Qual è quella macchina progettata per funzionare per appena quattro anni e che invece, dopo 45 anni di funzionamento ininterrotto, è ancora in perfetta forma e, con un po’ di fortuna, potrebbe raggiungere e superare i 50, l’età della maturità?
Qual è quel computer che con appena 69 kilobyte di memoria riesce a far funzionare un mare di strumenti scientifici e ad inviare i dati raccolti attraverso un flebile collegamento radio di appena 23 W di potenza, più o quello che serve per illuminare la cucina con un paio di lampadine a LED?
Qual è quel nastro magnetico che riesce a funzionare senza rompersi per 45 anni in condizioni di freddo e di vuoto estremo?
Tutti questi oggetti fanno parte di una delle maggiori sfide scientifiche e tecnologiche che la mente umana abbia partorito, le sonde Voyager 1 e Voyager 2, lanciate dalla NASA nel lontano 1977 e che oggi, dopo aver visitato in sequenza Giove, Saturno, Urano e Nettuno, viaggiano nello spazio interstellare nei pressi del confine dell’eliosfera, quella zona dello spazio dove il vento solare perde forza fino a scomparire.
La storia di Voyager 1 e 2 è stata raccontata nell’ultimo numero di Scientific American ed è una lettura gradevole e affascinante come poche. Non perdetela!
Molto bello in particolare il racconto di come sia stata scattata la famosa fotografia “Pale Blue Dot” (un puntino blu pallido) del 14 febbraio 1990, che ha catturato l’immagine della Terra immediatamente prima dello spegnimento del sistema fotografico di Voyager 1.
– La famosa immagine “Pale Blue Dot” (un puntino blu pallido) catturata dalla sonda Voyager 1 il 14 febbraio 1990, nella versione aggiornata del 2020.
Una volta arrivati oltre Nettuno c’era ben poco di significativo da fotografare ed era molto più utile spegnere questo sottosistema per risparmiare energia. Ma gli scienziati della NASA vollero immortalare in quell’ultimo scatto l’aspetto del nostro pianeta visto dai confini del sistema solare. La nostra boria di essere al centro dell’universo diventa ben poco quando ci rendiamo conto di essere invece meno di un granello di sabbia nell’immensità che ci circonda.
Una piccola nota tecnica: l’immagine mostrata nella figura qui sopra è una versione recente (realizzata nel 2020, in corrispondenza del 30esimo anniversario della fotografia originale), elaborata utilizzando le più moderne tecniche di elaborazione delle immagini, senza però alterare lo spirito dell’immagine originale.
Due parole infine sul software che gira sul computer con appena 69 kilobyte a cui accennavo all’inizio.
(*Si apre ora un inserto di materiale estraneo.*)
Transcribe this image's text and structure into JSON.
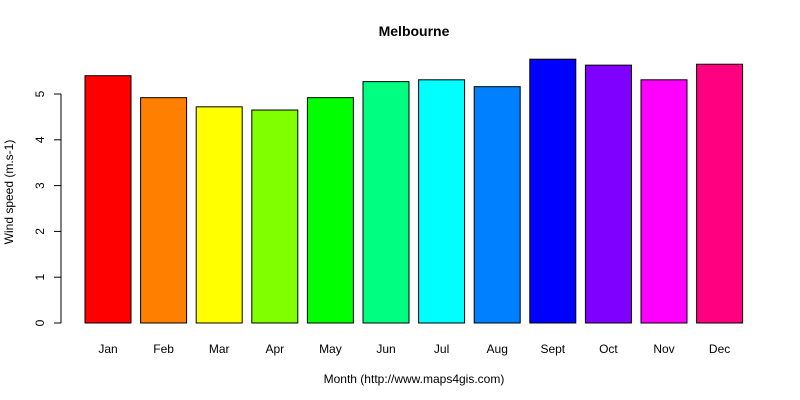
{
  "chart_data": {
    "type": "bar",
    "title": "Melbourne",
    "xlabel": "Month (http://www.maps4gis.com)",
    "ylabel": "Wind speed (m.s-1)",
    "categories": [
      "Jan",
      "Feb",
      "Mar",
      "Apr",
      "May",
      "Jun",
      "Jul",
      "Aug",
      "Sept",
      "Oct",
      "Nov",
      "Dec"
    ],
    "values": [
      5.4,
      4.92,
      4.72,
      4.65,
      4.92,
      5.27,
      5.31,
      5.16,
      5.76,
      5.63,
      5.31,
      5.65
    ],
    "colors": [
      "#FF0000",
      "#FF8000",
      "#FFFF00",
      "#80FF00",
      "#00FF00",
      "#00FF80",
      "#00FFFF",
      "#0080FF",
      "#0000FF",
      "#8000FF",
      "#FF00FF",
      "#FF0080"
    ],
    "yticks": [
      0,
      1,
      2,
      3,
      4,
      5
    ],
    "ylim": [
      0,
      6
    ],
    "grid": false,
    "legend": "none"
  }
}
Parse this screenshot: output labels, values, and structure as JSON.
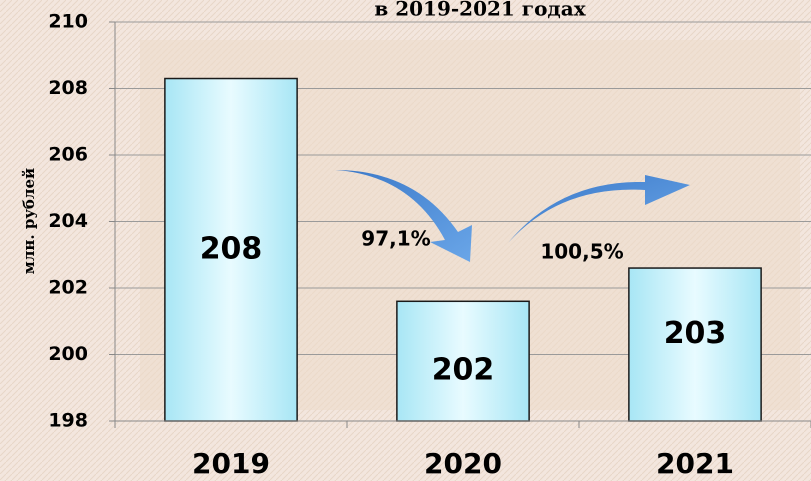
{
  "chart_data": {
    "type": "bar",
    "title": "в 2019-2021 годах",
    "y_label": "млн. рублей",
    "categories": [
      "2019",
      "2020",
      "2021"
    ],
    "values": [
      208.3,
      201.6,
      202.6
    ],
    "value_labels": [
      "208",
      "202",
      "203"
    ],
    "color": "#b8eef8",
    "ylim": [
      198,
      210
    ],
    "yticks": [
      198,
      200,
      202,
      204,
      206,
      208,
      210
    ],
    "grid": true,
    "annotations": [
      "97,1%",
      "100,5%"
    ]
  }
}
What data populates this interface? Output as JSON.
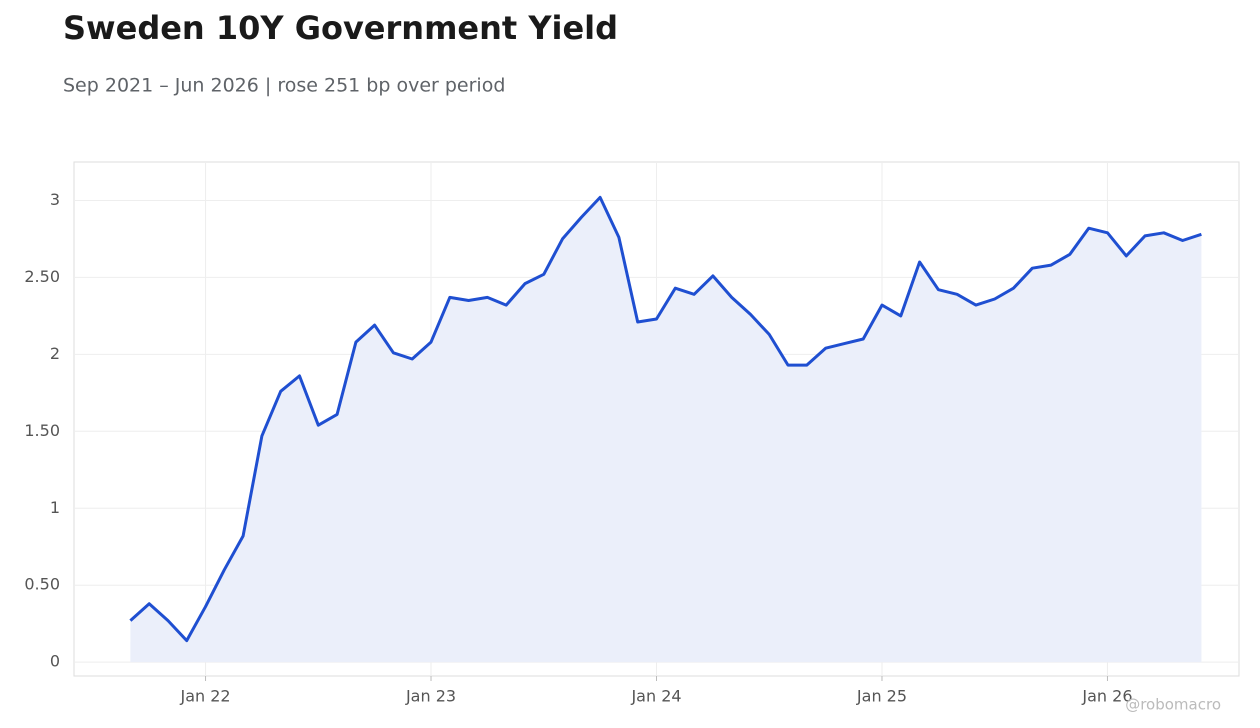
{
  "chart_data": {
    "type": "line",
    "title": "Sweden 10Y Government Yield",
    "subtitle": "Sep 2021 – Jun 2026 | rose 251 bp over period",
    "watermark": "@robomacro",
    "x": [
      "2021-09",
      "2021-10",
      "2021-11",
      "2021-12",
      "2022-01",
      "2022-02",
      "2022-03",
      "2022-04",
      "2022-05",
      "2022-06",
      "2022-07",
      "2022-08",
      "2022-09",
      "2022-10",
      "2022-11",
      "2022-12",
      "2023-01",
      "2023-02",
      "2023-03",
      "2023-04",
      "2023-05",
      "2023-06",
      "2023-07",
      "2023-08",
      "2023-09",
      "2023-10",
      "2023-11",
      "2023-12",
      "2024-01",
      "2024-02",
      "2024-03",
      "2024-04",
      "2024-05",
      "2024-06",
      "2024-07",
      "2024-08",
      "2024-09",
      "2024-10",
      "2024-11",
      "2024-12",
      "2025-01",
      "2025-02",
      "2025-03",
      "2025-04",
      "2025-05",
      "2025-06",
      "2025-07",
      "2025-08",
      "2025-09",
      "2025-10",
      "2025-11",
      "2025-12",
      "2026-01",
      "2026-02",
      "2026-03",
      "2026-04",
      "2026-05",
      "2026-06"
    ],
    "series": [
      {
        "color": "#1f4fd1",
        "fill": "#ebeffa",
        "values": [
          0.27,
          0.38,
          0.27,
          0.14,
          0.36,
          0.6,
          0.82,
          1.47,
          1.76,
          1.86,
          1.54,
          1.61,
          2.08,
          2.19,
          2.01,
          1.97,
          2.08,
          2.37,
          2.35,
          2.37,
          2.32,
          2.46,
          2.52,
          2.75,
          2.89,
          3.02,
          2.76,
          2.21,
          2.23,
          2.43,
          2.39,
          2.51,
          2.37,
          2.26,
          2.13,
          1.93,
          1.93,
          2.04,
          2.07,
          2.1,
          2.32,
          2.25,
          2.6,
          2.42,
          2.39,
          2.32,
          2.36,
          2.43,
          2.56,
          2.58,
          2.65,
          2.82,
          2.79,
          2.64,
          2.77,
          2.79,
          2.74,
          2.78
        ]
      }
    ],
    "xlim": [
      "2021-06",
      "2026-08"
    ],
    "xticks": [
      {
        "value": "2022-01",
        "label": "Jan 22"
      },
      {
        "value": "2023-01",
        "label": "Jan 23"
      },
      {
        "value": "2024-01",
        "label": "Jan 24"
      },
      {
        "value": "2025-01",
        "label": "Jan 25"
      },
      {
        "value": "2026-01",
        "label": "Jan 26"
      }
    ],
    "ylim": [
      -0.09,
      3.25
    ],
    "yticks": [
      0,
      {
        "value": 0.5,
        "label": "0.50"
      },
      1,
      {
        "value": 1.5,
        "label": "1.50"
      },
      2,
      {
        "value": 2.5,
        "label": "2.50"
      },
      3
    ],
    "grid": true
  }
}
Computer come questo non devono, anzi non possono, avere dei bug, perché il più piccolo errore software potrebbe mandare a ramengo una missione costata centinaia di milioni di dollari.
E infatti i bug non ci sono, e i pochi che si presentano comunque possono in genere essere corretti da remoto tramite delle backdoor lasciate appositamente aperte dagli sviluppatori. Tutto ciò però ha un costo enorme, in termini di programmatori dedicati al progetto, di tempo speso nello sviluppo e soprattutto di funzioni implementate nel software, che deve limitarsi a fare lo stretto necessario e niente di più.
Quindi niente interfacce grafiche (orrore!), niente sistemi operativi adatti a pilotare tutto il pilotabile, ma solo ed esclusivamente lo stretto indispensabile alla buona riuscita della missione.
C’è chi oggi pretende di punire o sanzionare gli errori software, utilizzando magari il solito Garante tuttofare per la protezione dei dati personali. Peccato che costui dimentichi (o non sappia) che i bug ci sono perché i sistemi attuali sono intrinsecamente troppo complessi per essere del tutto esenti da errori.
Le missioni spaziali ci insegnano che si può raggiungere la perfezione o quasi, al costo di farci pagare il computer o lo smartphone almeno 10 se non 100 volte di più, oltre che costringerci ad usare modelli con funzioni ridotte all’osso, altro che i lockscreen con i widget animati e facezie varie. È davvero quello che vogliamo?
Oppure possiamo tenere i piedi per terra (letteralmente!) ed accettare il fatto che se stiamo viaggiando nel bel mezzo del sistema solare è fondamentale non perdersi, ma se ci perdiamo in centro perché Maps fa i capricci… insomma, non è poi quella gran cosa.